“Yes,” replied her uncle. “He would doubtless have given to the world many pictures fully equal to Titian’s. Indeed, to me, he seems to have been gifted with even a superior quality of refinement. We may see it in the contrast between his Venus in the Dresden Gallery, whose photograph you know, and Titian’s two Venuses in the Uffizi, which you studied so carefully when in Florence. But there are very few examples of Giorgione’s paintings in existence, and critics are still quarrelling over almost all that are attributed to him. Probably the most popular are the Dresden Venus, which has only recently been rescued from Titian and given to its rightful author, and the Concert, which you remember in the Pitti Gallery, Florence, about which there is considerable dispute, some critics thinking it an early work by Titian.”
“Why did the artists not sign their pictures?” rather impatiently interrupted Malcom.

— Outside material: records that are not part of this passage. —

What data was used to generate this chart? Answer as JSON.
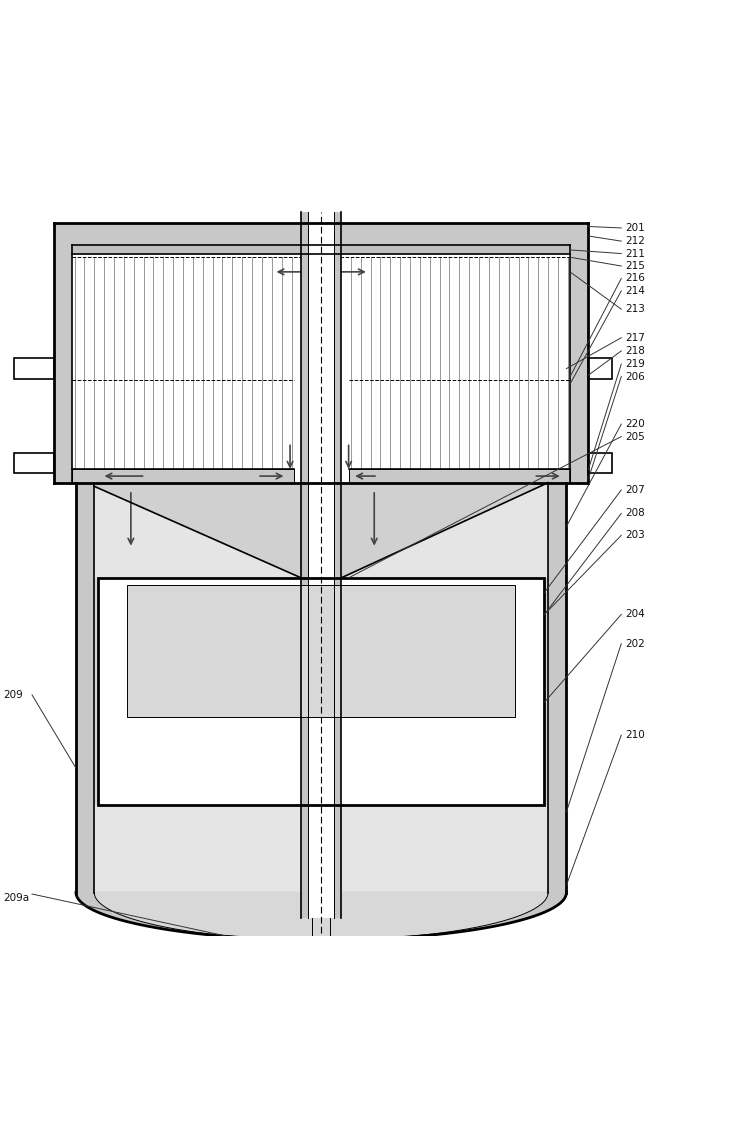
{
  "bg_color": "#ffffff",
  "lc": "#000000",
  "gray_wall": "#c8c8c8",
  "gray_inner": "#d8d8d8",
  "gray_hx_top": "#c0c0c0",
  "gray_annular": "#d0d0d0",
  "white": "#ffffff",
  "ref_lc": "#333333",
  "arrow_color": "#444444",
  "fin_color": "#888888",
  "figsize": [
    7.375,
    11.41
  ],
  "dpi": 100
}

“Even a signature does not always settle questions,” replied his uncle, “for it is by no means an unknown occurrence for a gallery itself to christen some doubtful picture. But to go on:—
“In Venice there is but one painting by Giorgione which is undoubtedly authentic. I will take you to the Giovanelli Palace, where it is. It is called Family of Giorgione. He was fond of introducing three figures into his compositions,—you remember the Pitti Concert,—there are also three in this Giovanelli picture—a gypsy woman, a child, and a warrior. The landscape setting is exceedingly beautiful, and the whole glows with Giorgione’s own color.
“About Titian,” continued he, “you have read, and can easily read so much that I shall not talk long. His whole story is like a romance; his success and fame boundless; his pictures scattered among all important galleries.”
“Has Venice a great many?” queried Malcom.
“No, Venice possesses comparatively few; and, strangely enough, these are not most characteristic of the painter. His name, you know, is almost indissolubly connected with noble portraits, magnificent mythological representations, and those ideal pictures of beautiful women of which he painted so many, and which wrought such a revolution in the character of succeeding art. Hardly any of these, though so entirely in keeping with the brilliant city, are in Venice to-day; we must go elsewhere, to Madrid, to Paris, Florence, Rome, Dresden, and Berlin to find them. One mythological picture only, Venus and Adonis, is in the Academy, and one portrait of a Doge, doubtfully ascribed to Titian, is in the Ducal Palace.”
“Then what pictures are here?” asked Bettina, as Mr. Sumner paused.
“His greatest religious paintings, those gorgeous church pictures, most of which were painted in his youth, are here.”
“May I interrupt a moment,” queried Barbara, “to ask what you meant when you said that some of Titian’s pictures wrought a revolution in art?”